Après la promesse électorale énoncée en 2015, le commerce libéralisé du pot s’en vient et nous en verrons rapidement les effets, tant au plan économique que social.

De 2017 à 2018...

ÉDITORIAL / L’année 2017 a été marquée par l’expectative et 2018 livrera quelques dénouements à cette attente.

Nous vivons ces années-ci une période d’entre-deux, un genre d’interrègne entre l’annonce de décisions et leur mise en vigueur. Prenez l’augmentation du salaire minimum en Ontario à 14 $/h, un bond considérable des 11,40 $ qu’il a été pendant toute l’année 2017. Pour ces milliers de travailleurs au bas de l’échelle, la hausse est majeure et l’arrivée de la Nouvelle année représente une amélioration considérable de leurs conditions de vie. Pour une semaine de labeur de 40 h, cela les fait sauter de 456 $ à 560 $ d’un seul coup ! Bon, ce n’est pas encore la manne, mais c’est toute une différence dans leurs poches. Et un autre 40 $ est prévu l’an prochain.
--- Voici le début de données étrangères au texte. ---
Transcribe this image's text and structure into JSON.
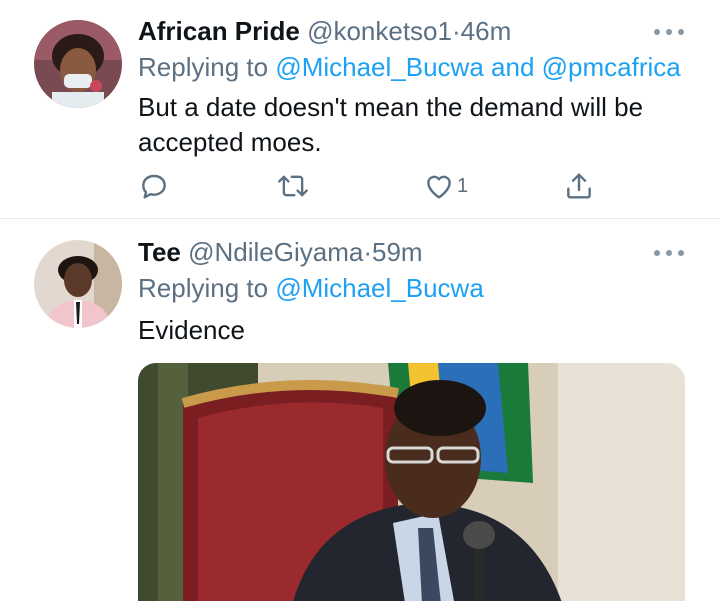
{
  "tweets": [
    {
      "display_name": "African Pride",
      "handle": "@konketso1",
      "separator": "·",
      "time": "46m",
      "replying_prefix": "Replying to",
      "reply_to_1": "@Michael_Bucwa",
      "reply_joiner": "and",
      "reply_to_2": "@pmcafrica",
      "text": "But a date doesn't mean the demand will be accepted moes.",
      "like_count": "1"
    },
    {
      "display_name": "Tee",
      "handle": "@NdileGiyama",
      "separator": "·",
      "time": "59m",
      "replying_prefix": "Replying to",
      "reply_to_1": "@Michael_Bucwa",
      "text": "Evidence"
    }
  ],
  "icons": {
    "reply": "reply-icon",
    "retweet": "retweet-icon",
    "like": "heart-icon",
    "share": "share-icon",
    "more": "more-icon"
  },
  "colors": {
    "link": "#1da1f2",
    "secondary_text": "#5b7083",
    "primary_text": "#0f1419",
    "divider": "#e6ecf0"
  }
}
Autre décision abondamment discutée jusqu’ici, la légalisation de la marijuana, avec l’ouverture en juillet de comptoirs de vente un peu partout au Canada. Après la promesse électorale énoncée en 2015, le commerce libéralisé du pot s’en vient et nous en verrons rapidement les effets, tant au plan économique que social. Les provinces n’ont pas eu le choix d’emboîter le pas.
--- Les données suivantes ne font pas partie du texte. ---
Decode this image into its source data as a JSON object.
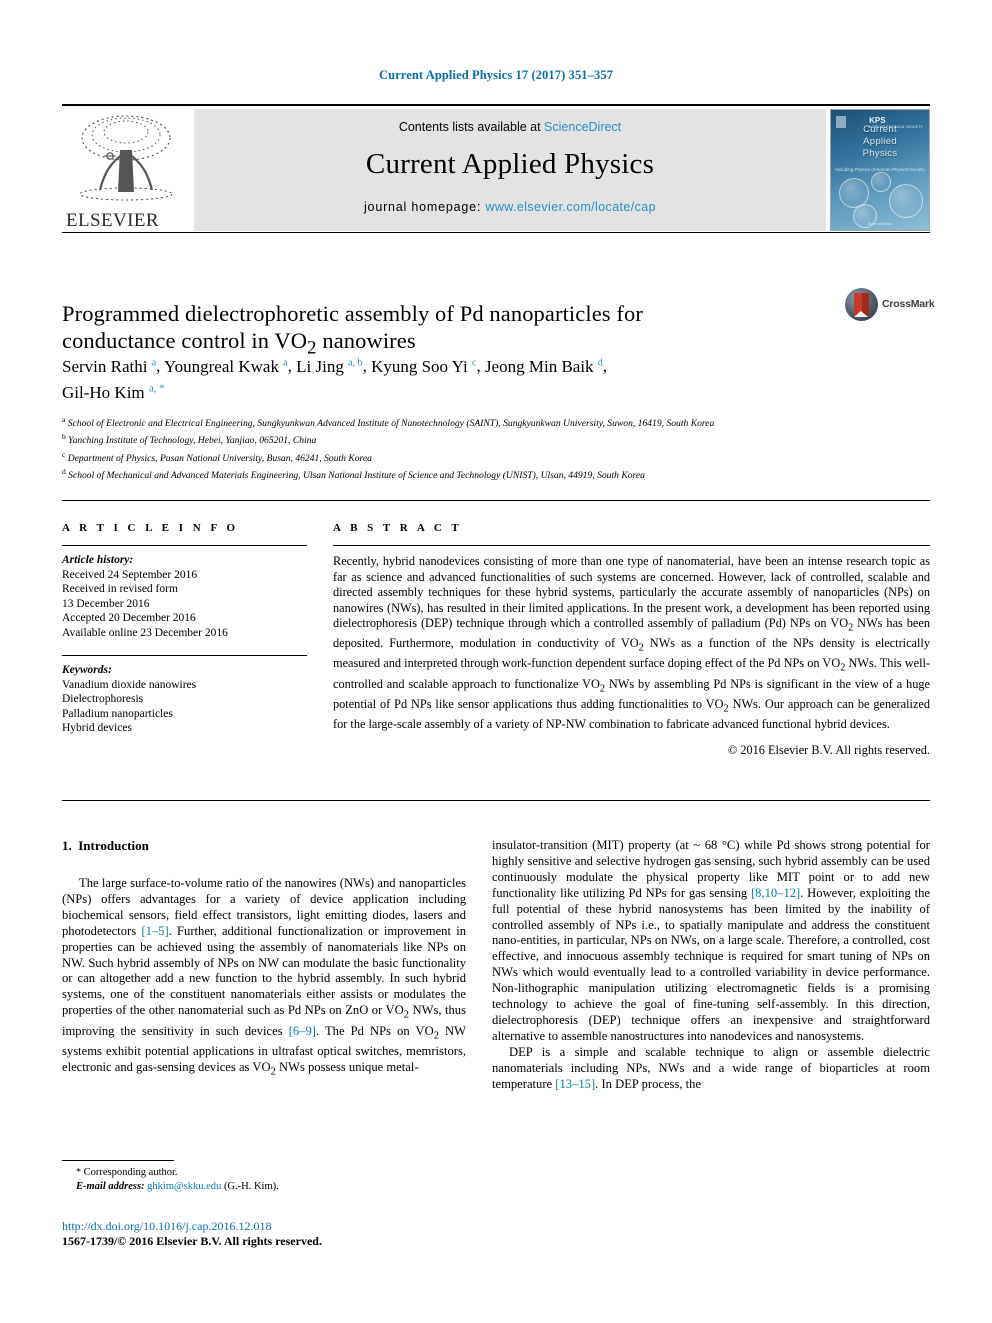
{
  "running_head": "Current Applied Physics 17 (2017) 351–357",
  "masthead": {
    "publisher_name": "ELSEVIER",
    "contents_prefix": "Contents lists available at ",
    "contents_link": "ScienceDirect",
    "journal_name": "Current Applied Physics",
    "homepage_label": "journal homepage: ",
    "homepage_url": "www.elsevier.com/locate/cap",
    "cover": {
      "line1": "Current",
      "line2": "Applied",
      "line3": "Physics",
      "subtitle": "Including Physics of Korean Physical Society",
      "society": "KPS",
      "society_sub": "KOREAN PHYSICAL SOCIETY",
      "footer": "ScienceDirect"
    }
  },
  "article": {
    "title_line1": "Programmed dielectrophoretic assembly of Pd nanoparticles for",
    "title_line2_a": "conductance control in VO",
    "title_line2_sub": "2",
    "title_line2_b": " nanowires",
    "crossmark_label": "CrossMark",
    "authors": [
      {
        "name": "Servin Rathi",
        "marks": "a",
        "sep": ", "
      },
      {
        "name": "Youngreal Kwak",
        "marks": "a",
        "sep": ", "
      },
      {
        "name": "Li Jing",
        "marks": "a, b",
        "sep": ", "
      },
      {
        "name": "Kyung Soo Yi",
        "marks": "c",
        "sep": ", "
      },
      {
        "name": "Jeong Min Baik",
        "marks": "d",
        "sep": ","
      },
      {
        "name": "Gil-Ho Kim",
        "marks": "a, *",
        "sep": ""
      }
    ],
    "affiliations": [
      {
        "mark": "a",
        "text": "School of Electronic and Electrical Engineering, Sungkyunkwan Advanced Institute of Nanotechnology (SAINT), Sungkyunkwan University, Suwon, 16419, South Korea"
      },
      {
        "mark": "b",
        "text": "Yanching Institute of Technology, Hebei, Yanjiao, 065201, China"
      },
      {
        "mark": "c",
        "text": "Department of Physics, Pusan National University, Busan, 46241, South Korea"
      },
      {
        "mark": "d",
        "text": "School of Mechanical and Advanced Materials Engineering, Ulsan National Institute of Science and Technology (UNIST), Ulsan, 44919, South Korea"
      }
    ]
  },
  "article_info": {
    "heading": "A R T I C L E   I N F O",
    "history_label": "Article history:",
    "history": [
      "Received 24 September 2016",
      "Received in revised form",
      "13 December 2016",
      "Accepted 20 December 2016",
      "Available online 23 December 2016"
    ],
    "keywords_label": "Keywords:",
    "keywords": [
      "Vanadium dioxide nanowires",
      "Dielectrophoresis",
      "Palladium nanoparticles",
      "Hybrid devices"
    ]
  },
  "abstract": {
    "heading": "A B S T R A C T",
    "p1": "Recently, hybrid nanodevices consisting of more than one type of nanomaterial, have been an intense research topic as far as science and advanced functionalities of such systems are concerned. However, lack of controlled, scalable and directed assembly techniques for these hybrid systems, particularly the accurate assembly of nanoparticles (NPs) on nanowires (NWs), has resulted in their limited applications. In the present work, a development has been reported using dielectrophoresis (DEP) technique through which a controlled assembly of palladium (Pd) NPs on VO",
    "p1_sub1": "2",
    "p1b": " NWs has been deposited. Furthermore, modulation in conductivity of VO",
    "p1_sub2": "2",
    "p1c": " NWs as a function of the NPs density is electrically measured and interpreted through work-function dependent surface doping effect of the Pd NPs on VO",
    "p1_sub3": "2",
    "p1d": " NWs. This well-controlled and scalable approach to functionalize VO",
    "p1_sub4": "2",
    "p1e": " NWs by assembling Pd NPs is significant in the view of a huge potential of Pd NPs like sensor applications thus adding functionalities to VO",
    "p1_sub5": "2",
    "p1f": " NWs. Our approach can be generalized for the large-scale assembly of a variety of NP-NW combination to fabricate advanced functional hybrid devices.",
    "copyright": "© 2016 Elsevier B.V. All rights reserved."
  },
  "body": {
    "section_number": "1.",
    "section_title": "Introduction",
    "left": {
      "p1_a": "The large surface-to-volume ratio of the nanowires (NWs) and nanoparticles (NPs) offers advantages for a variety of device application including biochemical sensors, field effect transistors, light emitting diodes, lasers and photodetectors ",
      "p1_ref1": "[1–5]",
      "p1_b": ". Further, additional functionalization or improvement in properties can be achieved using the assembly of nanomaterials like NPs on NW. Such hybrid assembly of NPs on NW can modulate the basic functionality or can altogether add a new function to the hybrid assembly. In such hybrid systems, one of the constituent nanomaterials either assists or modulates the properties of the other nanomaterial such as Pd NPs on ZnO or VO",
      "p1_sub1": "2",
      "p1_c": " NWs, thus improving the sensitivity in such devices ",
      "p1_ref2": "[6–9]",
      "p1_d": ". The Pd NPs on VO",
      "p1_sub2": "2",
      "p1_e": " NW systems exhibit potential applications in ultrafast optical switches, memristors, electronic and gas-sensing devices as VO",
      "p1_sub3": "2",
      "p1_f": " NWs possess unique metal-"
    },
    "right": {
      "p1_a": "insulator-transition (MIT) property (at ~ 68 °C) while Pd shows strong potential for highly sensitive and selective hydrogen gas sensing, such hybrid assembly can be used continuously modulate the physical property like MIT point or to add new functionality like utilizing Pd NPs for gas sensing ",
      "p1_ref1": "[8,10–12]",
      "p1_b": ". However, exploiting the full potential of these hybrid nanosystems has been limited by the inability of controlled assembly of NPs i.e., to spatially manipulate and address the constituent nano-entities, in particular, NPs on NWs, on a large scale. Therefore, a controlled, cost effective, and innocuous assembly technique is required for smart tuning of NPs on NWs which would eventually lead to a controlled variability in device performance. Non-lithographic manipulation utilizing electromagnetic fields is a promising technology to achieve the goal of fine-tuning self-assembly. In this direction, dielectrophoresis (DEP) technique offers an inexpensive and straightforward alternative to assemble nanostructures into nanodevices and nanosystems.",
      "p2_a": "DEP is a simple and scalable technique to align or assemble dielectric nanomaterials including NPs, NWs and a wide range of bioparticles at room temperature ",
      "p2_ref1": "[13–15]",
      "p2_b": ". In DEP process, the"
    }
  },
  "footer": {
    "corresponding_star": "*",
    "corresponding_label": "Corresponding author.",
    "email_label": "E-mail address:",
    "email": "ghkim@skku.edu",
    "email_owner": "(G.-H. Kim).",
    "doi": "http://dx.doi.org/10.1016/j.cap.2016.12.018",
    "issn_line": "1567-1739/© 2016 Elsevier B.V. All rights reserved."
  },
  "colors": {
    "link_blue": "#0b7cb0",
    "header_blue": "#0b6ea8",
    "sciencedirect_blue": "#2b8fc4",
    "crossmark_red": "#c63a2b"
  }
}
Le gouvernement de Justin Trudeau a franchi le cap de son deuxième anniversaire et nous attendons les effets concrets de plusieurs de ses autres initiatives. L’infusion magistrale de capitaux dans des projets d’infrastructure n’a certainement pas nui à notre économie qui roule rondement, mais au-delà de l’emploi, il faudra des années encore avant d’en apprécier les bienfaits de lourds déficits créés. À Ottawa, nous en aurons un avant-goût avec l’inauguration du premier tronçon du réseau de train léger, qui avait été confirmé à l’époque où les conservateurs de Stephen Harper étaient encore au pouvoir.
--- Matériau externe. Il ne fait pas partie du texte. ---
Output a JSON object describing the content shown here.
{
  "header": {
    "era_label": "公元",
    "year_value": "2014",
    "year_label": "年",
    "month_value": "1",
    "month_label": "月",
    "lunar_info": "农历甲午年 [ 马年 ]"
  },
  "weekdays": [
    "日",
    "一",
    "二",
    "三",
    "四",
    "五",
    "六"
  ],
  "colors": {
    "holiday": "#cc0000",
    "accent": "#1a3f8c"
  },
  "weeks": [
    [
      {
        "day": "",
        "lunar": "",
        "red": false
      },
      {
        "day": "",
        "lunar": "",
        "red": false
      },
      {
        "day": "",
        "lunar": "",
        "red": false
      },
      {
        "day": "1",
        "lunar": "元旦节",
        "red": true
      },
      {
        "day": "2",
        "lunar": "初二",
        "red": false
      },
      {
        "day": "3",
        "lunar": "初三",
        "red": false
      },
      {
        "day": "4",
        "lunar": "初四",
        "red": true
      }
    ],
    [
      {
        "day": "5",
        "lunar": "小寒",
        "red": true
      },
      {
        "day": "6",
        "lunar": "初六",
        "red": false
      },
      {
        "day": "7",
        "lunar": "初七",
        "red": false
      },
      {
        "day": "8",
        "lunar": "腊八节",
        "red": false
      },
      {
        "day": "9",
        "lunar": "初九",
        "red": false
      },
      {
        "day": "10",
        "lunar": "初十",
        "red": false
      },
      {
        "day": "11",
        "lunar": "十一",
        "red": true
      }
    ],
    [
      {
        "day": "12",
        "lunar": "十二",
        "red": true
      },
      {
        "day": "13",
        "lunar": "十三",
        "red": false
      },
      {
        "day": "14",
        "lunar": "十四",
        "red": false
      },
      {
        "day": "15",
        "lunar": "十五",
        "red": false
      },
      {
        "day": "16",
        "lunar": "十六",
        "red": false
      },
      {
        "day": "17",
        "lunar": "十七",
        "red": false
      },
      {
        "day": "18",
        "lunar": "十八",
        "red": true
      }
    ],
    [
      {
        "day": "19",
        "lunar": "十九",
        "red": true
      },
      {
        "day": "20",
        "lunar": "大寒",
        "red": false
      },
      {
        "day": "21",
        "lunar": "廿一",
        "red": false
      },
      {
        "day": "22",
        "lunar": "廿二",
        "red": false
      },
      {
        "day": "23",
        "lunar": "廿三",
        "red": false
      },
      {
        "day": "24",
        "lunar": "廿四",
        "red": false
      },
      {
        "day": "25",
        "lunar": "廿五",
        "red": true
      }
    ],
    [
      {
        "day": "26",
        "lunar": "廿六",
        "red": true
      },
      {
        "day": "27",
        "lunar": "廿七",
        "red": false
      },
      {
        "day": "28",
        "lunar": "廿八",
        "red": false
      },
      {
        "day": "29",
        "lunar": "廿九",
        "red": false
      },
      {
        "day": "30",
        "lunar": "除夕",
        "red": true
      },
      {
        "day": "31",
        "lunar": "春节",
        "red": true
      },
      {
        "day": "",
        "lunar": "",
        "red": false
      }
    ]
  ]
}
S’il y a un secteur national où 2018 pourrait vivre des bouleversements, c’est celui du commerce avec les États-Unis. Si l’Accord nord-américain sur le libre-échange — que le président américain Donald Trump honnit — devait être déchiré (ou réécrit en profondeur), c’est en 2018 que ça devrait se constater pour vrai. Pour le reste, ce président hors-norme parle et tweete beaucoup, souvent plus par bravade et quête d’ego qu’autre chose, mais son influence demeure encore très marginale. 

Il y aura des élections au Québec, en Ontario et à la Ville d’Ottawa. Les Partis libéraux de Philippe Couillard, au Québec, et de Kathleen Wynne, en Ontario, risquent d’être balayés à la faveur de leurs adversaires plus à droite. Il faudra surveiller si cela imprime de réels changements. Les avancées des Franco-Ontariens semblent d’ailleurs à l’abri.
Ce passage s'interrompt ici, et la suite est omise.